Haïti menacé d'instabilité politique après la destitution du premier ministre

La destitution, vendredi 30 octobre, du premier ministre d’Haïti, Michèle Pierre-Louis, a fait ressurgir le spectre de l’instabilité politique dans ce pays, le plus pauvre des Amériques. Dix-huit sénateurs (sur un total de 29), appartenant pour la plupart au parti présidentiel, L’Espoir, ont voté une motion de censure contre le gouvernement de Mme Pierre-Louis. Le chef de l’Etat, le président René Préval, a désigné quelques heures plus tard le ministre de la planification du gouvernement sortant, Jean-Max Bellerive, pour être le prochain chef du gouvernement.

Les sénateurs ont accusé le gouvernement de Mme Pierre-Louis de n’avoir pas répondu aux attentes de la population. Le sénateur Joseph Lambert a qualifié la gestion gouvernementale de « catastrophique », évoquant « une situation d’insécurité grave et le drame de la faim ».

Ce sont les sénateurs de l’opposition qui ont défendu Mme Pierre-Louis, mettant en garde contre « le risque d’une nouvelle crise politique ». L’un d’eux, Youri Latortue, a jugé le vote « inconstitutionnel ». Il a appelé le premier ministre à ignorer la motion de censure et à rester en fonctions.

A la suite d’émeutes de la faim au printemps 2008, le premier ministre de l’époque, Jacques-Edouard Alexis, avait été renversé par une motion de censure. Il avait fallu près de six mois de marchandages pour nommer sa remplaçante, Michèle Pierre-Louis. Le vide du pouvoir avait paralysé la coopération internationale. La Mission des Nations unies en Haïti (Minustah ; 9 000 casques bleus) a salué le travail de Mme Pierre-Louis. La Mission, dont le mandat a été renouvelé pour un an à la mi-octobre, a alerté sur l’instabilité qui mettrait en péril « les perspectives prometteuses en matière d’investissements et de création d’emplois ».

LA CONFIANCE RÉTABLIE

Début octobre, l’ancien président des Etats-Unis Bill Clinton avait rassemblé plusieurs centaines d’investisseurs étrangers en Haïti. Emissaire spécial des Nations unies pour Haïti, il avait évoqué « un grand moment d’opportunité » grâce à la stabilité retrouvée.

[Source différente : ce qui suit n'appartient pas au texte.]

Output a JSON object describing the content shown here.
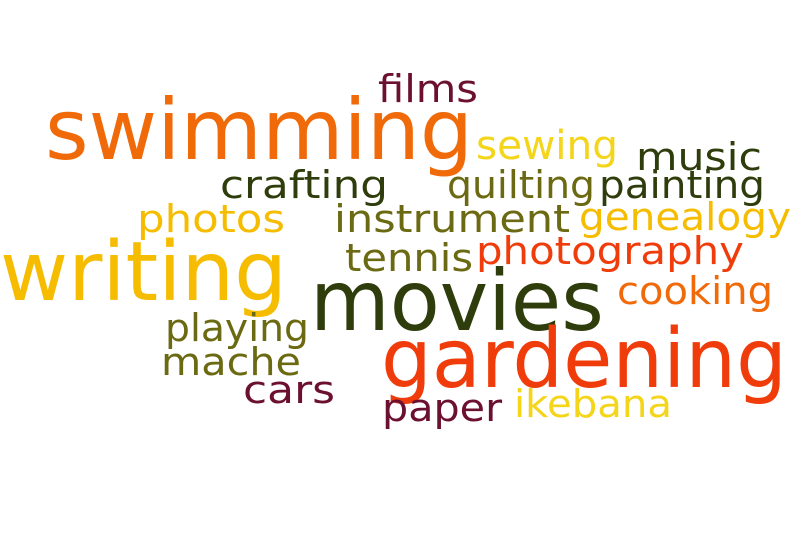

Le premier ministre sortant, Michèle Pierre Louis, une économiste de 62 ans, a longtemps dirigé Fokal, une fondation (financée par la fondation de George Soros) qui a multiplié les programmes sociaux.

Plusieurs diplomates avaient exprimé leur préoccupation avant le vote contre Mme Pierre-Louis, qui avait gagné la confiance des bailleurs de fonds. La secrétaire d’Etat américaine, Hillary Clinton, avait même téléphoné au président Préval pour renouveler le soutien des Etats-Unis à Michèle Pierre-Louis, selon le Miami Herald. Plusieurs sénateurs réputés proches du chef de l’Etat ont mis en cause la gestion d’un fonds d’urgence de 197 millions de dollars accordés par le gouvernement vénézuélien dans le cadre du programme Petrocaribe après les dévastations provoquées par quatre ouragans en 2008.

« Si je dois sortir, je sortirai la tête haute », affirmait Michèle Pierre-Louis dans un message radiodiffusé, deux jours avant le vote de censure du Sénat. Cette femme réputée intègre a réclamé « trois audits croisés pour faire la lumière sur ce programme d’urgence ».